We have spent the first three days of our voyage exploring the isolated southeastern islands of the archipelago and are now going to visit the large central island of Santa Cruz. Just before dawn we anchor in Academy Bay – named after the Cal Academy which had several important scientific expeditions to Galapagos in the early 1900s – and are surprised to see dozens of yachts, boats and ships in the harbor. We see houses and larger buildings crowded along the coast and after another substantial and delicious breakfast we head toward to shore for our first visit to “civilization” –  Galapagos-style! The town of Puerto Ayora has grown rapidly since I stepped ashore here in 1976; at that time there were only a few thousand inhabitants. Now there are between 15,000-20,000 inhabitants depending on which census figures you accept. “P.A.” as the English speaking residents call this friendly and bustling port, is also the home to the headquarters of both the Galapagos National Park and the Charles Darwin Research Station.

Our morning visit commences at the tortoise breeding center where the eggs of endangered species of the giant reptiles are incubated and then cared for until the young tortoises are old enough to be repatriated to the islands of their origin. The captive tortoise breeding program has been amazingly successful; from the remaining 15 adult tortoises of the Española species we now have over 2000 tortoises once again roaming the wilds of that island!

After visiting the National Park Headquarters and CDRS, in the late morning we followed the main road into town shopping along the way in the many colorful boutiques and taking pictures at the fish market. We gathered at The Rock café for a glass of juice and then boarded buses for a short drive into the highlands. Six of our guests opted for bicycling and we headed out on the first bus with Paul and peddled the last three miles to “El Trapiche” farm where we visited their sugar cane and coffee plantation. We learned about their traditional preparation of coffee and sugar cane products and enjoyed sipping coffee, sugar cane juice and potent liquor.

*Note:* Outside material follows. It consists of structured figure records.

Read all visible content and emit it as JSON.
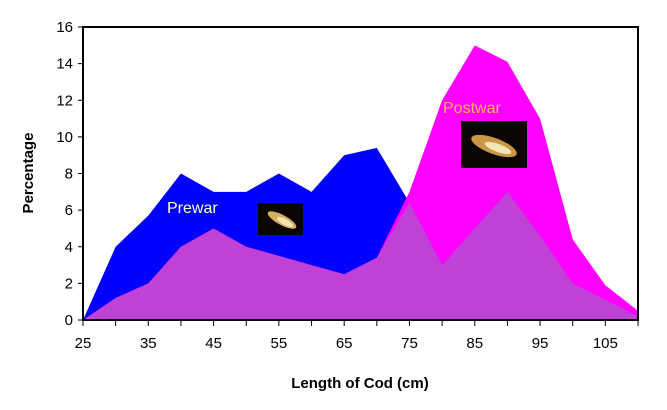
{
  "chart_data": {
    "type": "area",
    "title": "",
    "xlabel": "Length of Cod (cm)",
    "ylabel": "Percentage",
    "xlim": [
      25,
      110
    ],
    "ylim": [
      0,
      16
    ],
    "x": [
      25,
      30,
      35,
      40,
      45,
      50,
      55,
      60,
      65,
      70,
      75,
      80,
      85,
      90,
      95,
      100,
      105,
      110
    ],
    "x_tick_labels": [
      "25",
      "35",
      "45",
      "55",
      "65",
      "75",
      "85",
      "95",
      "105"
    ],
    "y_tick_labels": [
      "0",
      "2",
      "4",
      "6",
      "8",
      "10",
      "12",
      "14",
      "16"
    ],
    "grid": false,
    "series": [
      {
        "name": "Prewar",
        "color": "#0000ff",
        "label_color": "#ffffc8",
        "values": [
          0,
          4.0,
          5.7,
          8.0,
          7.0,
          7.0,
          8.0,
          7.0,
          9.0,
          9.4,
          6.4,
          3.0,
          5.0,
          7.0,
          4.6,
          2.0,
          1.1,
          0.2
        ]
      },
      {
        "name": "Postwar",
        "color": "#ff00ff",
        "label_color": "#ffb060",
        "values": [
          0,
          1.2,
          2.0,
          4.0,
          5.0,
          4.0,
          3.5,
          3.0,
          2.5,
          3.4,
          7.0,
          12.0,
          15.0,
          14.1,
          11.0,
          4.4,
          1.9,
          0.5
        ]
      }
    ],
    "overlap_color": "#c040d8",
    "icons": [
      "cod-fish-image",
      "cod-fish-image"
    ]
  }
}
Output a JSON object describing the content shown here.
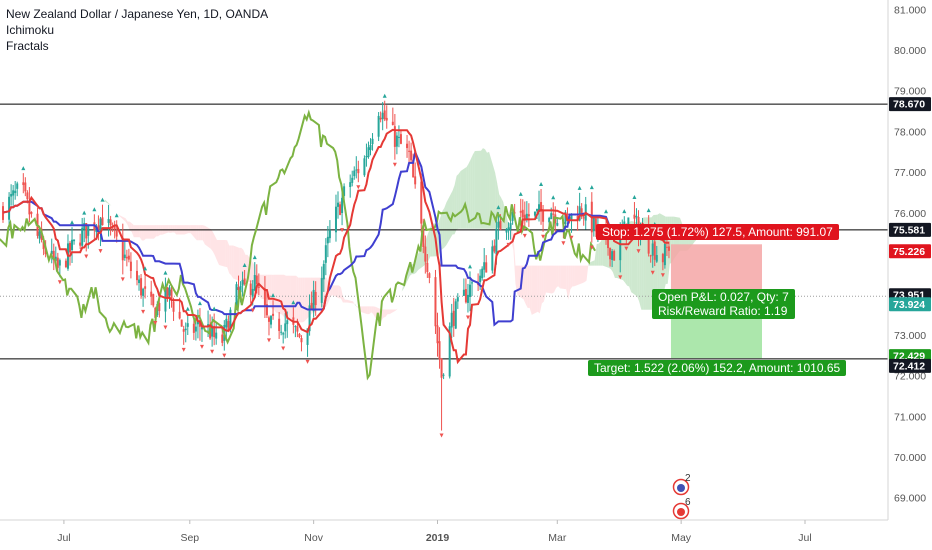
{
  "legend": {
    "title": "New Zealand Dollar / Japanese Yen, 1D, OANDA",
    "indicator1": "Ichimoku",
    "indicator2": "Fractals"
  },
  "colors": {
    "up": "#26a69a",
    "down": "#ef5350",
    "conversion_line": "#e53935",
    "base_line": "#3f3fd0",
    "lagging_span": "#7cb342",
    "cloud_bull": "#a5d6a7",
    "cloud_bear": "#ffcdd2",
    "stop_zone": "#f4a6a6",
    "target_zone": "#a3e4a3",
    "stop_badge": "#e0141e",
    "target_badge": "#1c9a1c"
  },
  "chart_data": {
    "type": "candlestick",
    "title": "New Zealand Dollar / Japanese Yen, 1D, OANDA",
    "yaxis": {
      "ticks": [
        "69.000",
        "70.000",
        "71.000",
        "72.000",
        "73.000",
        "74.000",
        "75.000",
        "76.000",
        "77.000",
        "78.000",
        "79.000",
        "80.000",
        "81.000"
      ]
    },
    "xaxis": {
      "ticks": [
        "Jul",
        "Sep",
        "Nov",
        "2019",
        "Mar",
        "May",
        "Jul"
      ]
    },
    "horizontal_lines": [
      78.67,
      75.581,
      72.412
    ],
    "price_labels": [
      "78.670",
      "75.581",
      "75.226",
      "73.951",
      "73.924",
      "72.429",
      "72.412"
    ],
    "close_series": [
      {
        "date": "2018-06-01",
        "close": 76.1
      },
      {
        "date": "2018-06-10",
        "close": 76.6
      },
      {
        "date": "2018-06-18",
        "close": 75.4
      },
      {
        "date": "2018-06-28",
        "close": 74.6
      },
      {
        "date": "2018-07-10",
        "close": 75.5
      },
      {
        "date": "2018-07-20",
        "close": 75.9
      },
      {
        "date": "2018-07-28",
        "close": 75.2
      },
      {
        "date": "2018-08-05",
        "close": 74.4
      },
      {
        "date": "2018-08-14",
        "close": 73.6
      },
      {
        "date": "2018-08-22",
        "close": 74.0
      },
      {
        "date": "2018-08-30",
        "close": 73.0
      },
      {
        "date": "2018-09-08",
        "close": 73.3
      },
      {
        "date": "2018-09-16",
        "close": 72.7
      },
      {
        "date": "2018-09-24",
        "close": 74.0
      },
      {
        "date": "2018-10-03",
        "close": 74.3
      },
      {
        "date": "2018-10-10",
        "close": 73.2
      },
      {
        "date": "2018-10-18",
        "close": 73.3
      },
      {
        "date": "2018-10-26",
        "close": 72.9
      },
      {
        "date": "2018-11-04",
        "close": 74.3
      },
      {
        "date": "2018-11-10",
        "close": 75.7
      },
      {
        "date": "2018-11-18",
        "close": 76.7
      },
      {
        "date": "2018-11-26",
        "close": 77.3
      },
      {
        "date": "2018-12-03",
        "close": 78.6
      },
      {
        "date": "2018-12-10",
        "close": 77.9
      },
      {
        "date": "2018-12-18",
        "close": 77.4
      },
      {
        "date": "2018-12-24",
        "close": 75.6
      },
      {
        "date": "2018-12-28",
        "close": 74.5
      },
      {
        "date": "2019-01-03",
        "close": 72.0
      },
      {
        "date": "2019-01-08",
        "close": 73.4
      },
      {
        "date": "2019-01-16",
        "close": 74.1
      },
      {
        "date": "2019-01-24",
        "close": 74.6
      },
      {
        "date": "2019-02-01",
        "close": 75.7
      },
      {
        "date": "2019-02-09",
        "close": 76.0
      },
      {
        "date": "2019-02-17",
        "close": 75.9
      },
      {
        "date": "2019-02-25",
        "close": 76.1
      },
      {
        "date": "2019-03-05",
        "close": 75.8
      },
      {
        "date": "2019-03-13",
        "close": 76.1
      },
      {
        "date": "2019-03-21",
        "close": 75.5
      },
      {
        "date": "2019-03-29",
        "close": 75.0
      },
      {
        "date": "2019-04-06",
        "close": 75.9
      },
      {
        "date": "2019-04-14",
        "close": 75.3
      },
      {
        "date": "2019-04-22",
        "close": 74.9
      },
      {
        "date": "2019-04-25",
        "close": 75.2
      }
    ]
  },
  "position": {
    "stop_label": "Stop: 1.275 (1.72%) 127.5, Amount: 991.07",
    "target_label": "Target: 1.522 (2.06%) 152.2, Amount: 1010.65",
    "open_pl": "Open P&L: 0.027, Qty: 7",
    "risk_reward": "Risk/Reward Ratio: 1.19",
    "entry": 73.951,
    "stop": 75.226,
    "target": 72.429
  },
  "events": [
    {
      "icon": "earnings-event-icon",
      "count": "2"
    },
    {
      "icon": "dividend-event-icon",
      "count": "6"
    }
  ]
}
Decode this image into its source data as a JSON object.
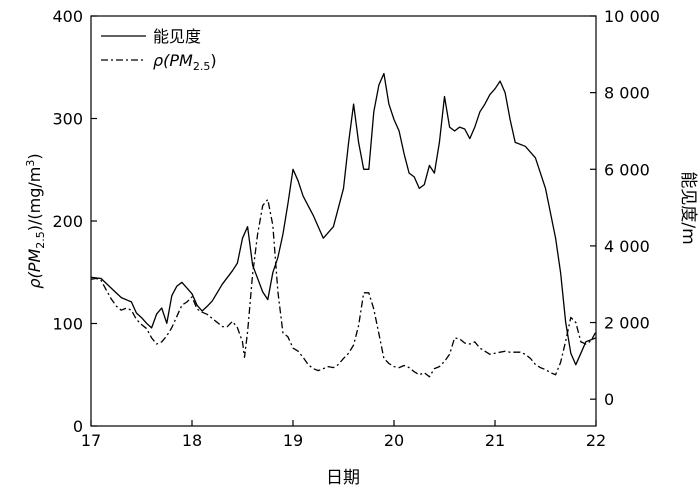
{
  "chart_data": {
    "type": "line",
    "title": "",
    "xlabel": "日期",
    "ylabel_left": {
      "main": "ρ(PM",
      "sub": "2.5",
      "tail": ")/(mg/m",
      "sup": "3",
      "end": ")"
    },
    "ylabel_right": "能见度/m",
    "xlim": [
      17,
      22
    ],
    "ylim_left": [
      0,
      400
    ],
    "ylim_right": [
      -700,
      10000
    ],
    "x_ticks": [
      17,
      18,
      19,
      20,
      21,
      22
    ],
    "x_tick_labels": [
      "17",
      "18",
      "19",
      "20",
      "21",
      "22"
    ],
    "y_left_ticks": [
      0,
      100,
      200,
      300,
      400
    ],
    "y_left_tick_labels": [
      "0",
      "100",
      "200",
      "300",
      "400"
    ],
    "y_right_ticks": [
      0,
      2000,
      4000,
      6000,
      8000,
      10000
    ],
    "y_right_tick_labels": [
      "0",
      "2 000",
      "4 000",
      "6 000",
      "8 000",
      "10 000"
    ],
    "grid": false,
    "legend": {
      "position": "top-left",
      "entries": [
        {
          "label": "能见度",
          "style": "solid"
        },
        {
          "main": "ρ(PM",
          "sub": "2.5",
          "end": ")",
          "style": "dashdot"
        }
      ]
    },
    "series": [
      {
        "name": "能见度",
        "axis": "right",
        "style": "solid",
        "color": "#000000",
        "points": [
          [
            17.0,
            3180
          ],
          [
            17.1,
            3150
          ],
          [
            17.2,
            2900
          ],
          [
            17.3,
            2650
          ],
          [
            17.4,
            2540
          ],
          [
            17.45,
            2250
          ],
          [
            17.5,
            2130
          ],
          [
            17.55,
            1980
          ],
          [
            17.6,
            1860
          ],
          [
            17.65,
            2220
          ],
          [
            17.7,
            2380
          ],
          [
            17.75,
            1980
          ],
          [
            17.8,
            2700
          ],
          [
            17.85,
            2950
          ],
          [
            17.9,
            3050
          ],
          [
            18.0,
            2750
          ],
          [
            18.05,
            2450
          ],
          [
            18.1,
            2300
          ],
          [
            18.15,
            2420
          ],
          [
            18.2,
            2560
          ],
          [
            18.3,
            3000
          ],
          [
            18.4,
            3350
          ],
          [
            18.45,
            3550
          ],
          [
            18.5,
            4200
          ],
          [
            18.55,
            4500
          ],
          [
            18.6,
            3500
          ],
          [
            18.7,
            2800
          ],
          [
            18.75,
            2600
          ],
          [
            18.8,
            3300
          ],
          [
            18.85,
            3700
          ],
          [
            18.9,
            4300
          ],
          [
            18.95,
            5100
          ],
          [
            19.0,
            6000
          ],
          [
            19.05,
            5700
          ],
          [
            19.1,
            5300
          ],
          [
            19.2,
            4800
          ],
          [
            19.3,
            4200
          ],
          [
            19.4,
            4500
          ],
          [
            19.5,
            5500
          ],
          [
            19.55,
            6700
          ],
          [
            19.6,
            7700
          ],
          [
            19.65,
            6700
          ],
          [
            19.7,
            6000
          ],
          [
            19.75,
            6000
          ],
          [
            19.8,
            7500
          ],
          [
            19.85,
            8200
          ],
          [
            19.9,
            8500
          ],
          [
            19.95,
            7700
          ],
          [
            20.0,
            7300
          ],
          [
            20.05,
            7000
          ],
          [
            20.1,
            6400
          ],
          [
            20.15,
            5900
          ],
          [
            20.2,
            5800
          ],
          [
            20.25,
            5500
          ],
          [
            20.3,
            5600
          ],
          [
            20.35,
            6100
          ],
          [
            20.4,
            5900
          ],
          [
            20.45,
            6700
          ],
          [
            20.5,
            7900
          ],
          [
            20.55,
            7100
          ],
          [
            20.6,
            7000
          ],
          [
            20.65,
            7100
          ],
          [
            20.7,
            7050
          ],
          [
            20.75,
            6800
          ],
          [
            20.8,
            7100
          ],
          [
            20.85,
            7500
          ],
          [
            20.9,
            7700
          ],
          [
            20.95,
            7950
          ],
          [
            21.0,
            8100
          ],
          [
            21.05,
            8300
          ],
          [
            21.1,
            8000
          ],
          [
            21.15,
            7300
          ],
          [
            21.2,
            6700
          ],
          [
            21.3,
            6600
          ],
          [
            21.4,
            6300
          ],
          [
            21.5,
            5500
          ],
          [
            21.6,
            4200
          ],
          [
            21.65,
            3300
          ],
          [
            21.7,
            2000
          ],
          [
            21.75,
            1200
          ],
          [
            21.8,
            900
          ],
          [
            21.85,
            1200
          ],
          [
            21.9,
            1500
          ],
          [
            22.0,
            1600
          ]
        ]
      },
      {
        "name": "ρ(PM2.5)",
        "axis": "left",
        "style": "dashdot",
        "color": "#000000",
        "points": [
          [
            17.0,
            143
          ],
          [
            17.05,
            144
          ],
          [
            17.1,
            142
          ],
          [
            17.15,
            133
          ],
          [
            17.2,
            124
          ],
          [
            17.25,
            117
          ],
          [
            17.3,
            113
          ],
          [
            17.35,
            115
          ],
          [
            17.4,
            113
          ],
          [
            17.45,
            104
          ],
          [
            17.5,
            99
          ],
          [
            17.55,
            95
          ],
          [
            17.6,
            86
          ],
          [
            17.65,
            80
          ],
          [
            17.7,
            82
          ],
          [
            17.75,
            88
          ],
          [
            17.8,
            96
          ],
          [
            17.85,
            107
          ],
          [
            17.9,
            118
          ],
          [
            17.95,
            121
          ],
          [
            18.0,
            126
          ],
          [
            18.05,
            114
          ],
          [
            18.1,
            111
          ],
          [
            18.15,
            109
          ],
          [
            18.2,
            105
          ],
          [
            18.25,
            101
          ],
          [
            18.3,
            97
          ],
          [
            18.35,
            97
          ],
          [
            18.4,
            102
          ],
          [
            18.45,
            96
          ],
          [
            18.5,
            82
          ],
          [
            18.52,
            67
          ],
          [
            18.55,
            92
          ],
          [
            18.6,
            148
          ],
          [
            18.65,
            187
          ],
          [
            18.7,
            215
          ],
          [
            18.75,
            221
          ],
          [
            18.8,
            196
          ],
          [
            18.85,
            131
          ],
          [
            18.9,
            91
          ],
          [
            18.95,
            87
          ],
          [
            19.0,
            76
          ],
          [
            19.05,
            73
          ],
          [
            19.1,
            67
          ],
          [
            19.15,
            60
          ],
          [
            19.2,
            56
          ],
          [
            19.25,
            54
          ],
          [
            19.3,
            56
          ],
          [
            19.35,
            58
          ],
          [
            19.4,
            57
          ],
          [
            19.45,
            60
          ],
          [
            19.5,
            66
          ],
          [
            19.55,
            71
          ],
          [
            19.6,
            79
          ],
          [
            19.65,
            98
          ],
          [
            19.7,
            130
          ],
          [
            19.75,
            130
          ],
          [
            19.8,
            114
          ],
          [
            19.85,
            90
          ],
          [
            19.9,
            66
          ],
          [
            19.95,
            61
          ],
          [
            20.0,
            58
          ],
          [
            20.05,
            57
          ],
          [
            20.1,
            59
          ],
          [
            20.15,
            57
          ],
          [
            20.2,
            53
          ],
          [
            20.25,
            50
          ],
          [
            20.3,
            52
          ],
          [
            20.35,
            48
          ],
          [
            20.4,
            56
          ],
          [
            20.45,
            58
          ],
          [
            20.5,
            63
          ],
          [
            20.55,
            70
          ],
          [
            20.6,
            86
          ],
          [
            20.65,
            85
          ],
          [
            20.7,
            81
          ],
          [
            20.75,
            80
          ],
          [
            20.8,
            82
          ],
          [
            20.85,
            76
          ],
          [
            20.9,
            73
          ],
          [
            20.95,
            70
          ],
          [
            21.0,
            71
          ],
          [
            21.05,
            72
          ],
          [
            21.1,
            73
          ],
          [
            21.15,
            72
          ],
          [
            21.2,
            72
          ],
          [
            21.25,
            72
          ],
          [
            21.3,
            70
          ],
          [
            21.35,
            66
          ],
          [
            21.4,
            60
          ],
          [
            21.45,
            57
          ],
          [
            21.5,
            55
          ],
          [
            21.55,
            52
          ],
          [
            21.6,
            50
          ],
          [
            21.65,
            62
          ],
          [
            21.7,
            83
          ],
          [
            21.75,
            106
          ],
          [
            21.8,
            101
          ],
          [
            21.85,
            82
          ],
          [
            21.9,
            80
          ],
          [
            21.95,
            83
          ],
          [
            22.0,
            92
          ]
        ]
      }
    ]
  }
}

We returned to our buses for a twenty minute drive to a small restaurant in the lush green highlands where we had lunch. Here we enjoyed cold Ecuadorian beer and a grilled chicken meal. The apple cake for dessert was especially delicious! By 1:30 p.m. we were ready to move on and drove west and down the slopes of the island to search for tortoises in the wild. We found at least 20 of these ancient reptiles lumbering in tall grass and just having emerged after soaking in a pond of rain water. We watched one amorous male as he began the very slow process of mounting a female and mating, and heard a second pair moaning in the vegetation. We also explored an interesting double decker lava tunnel and were told that the island is crisscrossed by these volcanic structures.

Back in town some of us stayed on shore for shopping, or more cold beer, and others returned to the ship to relax before our evening briefing and dinner. After dinner we had fun listening to (and dancing with) the musicians and dancers of EcoArte, a local folkloric group whose colorful hand painted dresses delighted us. We headed off to bed soon after the musicians left for town and during the wee hours of the morning Captain Garces and our crew took the ship north to South Plaza Island for tomorrow’s visit among the land iguanas.